Authors: Jiecao Chen,He Sun,David P. Woodruff,Qin Zhang
Where published:
NeurIPS 2016 12
ArXiv: 1702.00196
Document:
PDF
DOI
Abstract URL: http://arxiv.org/abs/1702.00196v1
Clustering large datasets is a fundamental problem with a number of
applications in machine learning. Data is often collected on different sites
and clustering needs to be performed in a distributed manner with low
communication. We would like the quality of the clustering in the distributed
setting to match that in the centralized setting for which all the data resides
on a single site. In this work, we study both graph and geometric clustering
problems in two distributed models: (1) a point-to-point model, and (2) a model
with a broadcast channel. We give protocols in both models which we show are
nearly optimal by proving almost matching communication lower bounds.

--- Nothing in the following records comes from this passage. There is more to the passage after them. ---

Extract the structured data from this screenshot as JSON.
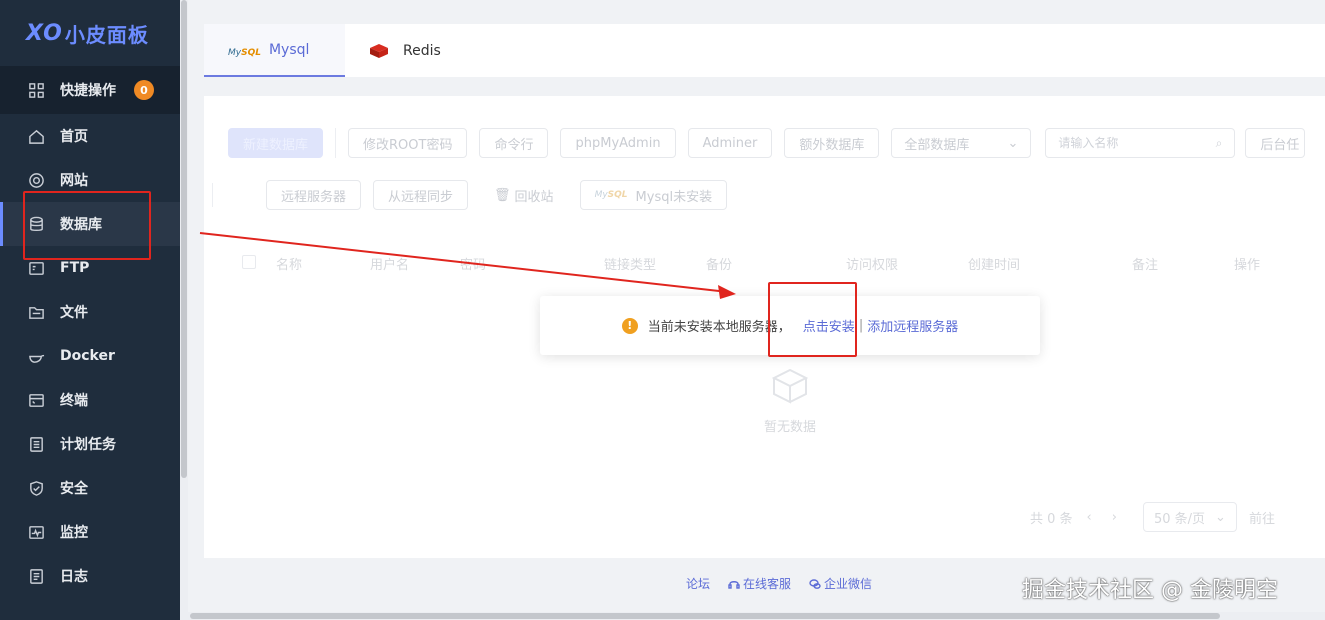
{
  "app": {
    "logo_xo": "XO",
    "logo_text": "小皮面板"
  },
  "sidebar": {
    "quick": {
      "label": "快捷操作",
      "badge": "0"
    },
    "items": [
      {
        "label": "首页"
      },
      {
        "label": "网站"
      },
      {
        "label": "数据库"
      },
      {
        "label": "FTP"
      },
      {
        "label": "文件"
      },
      {
        "label": "Docker"
      },
      {
        "label": "终端"
      },
      {
        "label": "计划任务"
      },
      {
        "label": "安全"
      },
      {
        "label": "监控"
      },
      {
        "label": "日志"
      }
    ]
  },
  "tabs": [
    {
      "label": "Mysql",
      "logo_main": "My",
      "logo_accent": "SQL"
    },
    {
      "label": "Redis"
    }
  ],
  "toolbar": {
    "new_db": "新建数据库",
    "change_root": "修改ROOT密码",
    "cmd": "命令行",
    "phpmyadmin": "phpMyAdmin",
    "adminer": "Adminer",
    "extra_db": "额外数据库",
    "all_db": "全部数据库",
    "search_placeholder": "请输入名称",
    "backend_task": "后台任",
    "remote_server": "远程服务器",
    "sync_remote": "从远程同步",
    "recycle": "回收站",
    "mysql_not_installed": "Mysql未安装"
  },
  "table": {
    "columns": [
      "名称",
      "用户名",
      "密码",
      "链接类型",
      "备份",
      "访问权限",
      "创建时间",
      "备注",
      "操作"
    ],
    "empty": "暂无数据"
  },
  "pager": {
    "total": "共 0 条",
    "page_size": "50 条/页",
    "goto": "前往"
  },
  "alert": {
    "message": "当前未安装本地服务器，",
    "install_link": "点击安装",
    "pipe": "|",
    "add_remote_link": "添加远程服务器"
  },
  "footer": {
    "forum": "论坛",
    "support": "在线客服",
    "wechat": "企业微信"
  },
  "watermark": "掘金技术社区 @ 金陵明空",
  "colors": {
    "sidebar_bg": "#1f2d3d",
    "accent": "#6c8cff",
    "badge": "#f08a24",
    "annotation": "#e0251e"
  }
}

Our work
highlights the surprising power of a broadcast channel for clustering problems;
roughly speaking, to spectrally cluster $n$ points or $n$ vertices in a graph
distributed across $s$ servers, for a worst-case partitioning the communication
complexity in a point-to-point model is $n \cdot s$, while in the broadcast
model it is $n + s$. A similar phenomenon holds for the geometric setting as
well. We implement our algorithms and demonstrate this phenomenon on real life
datasets, showing that our algorithms are also very efficient in practice.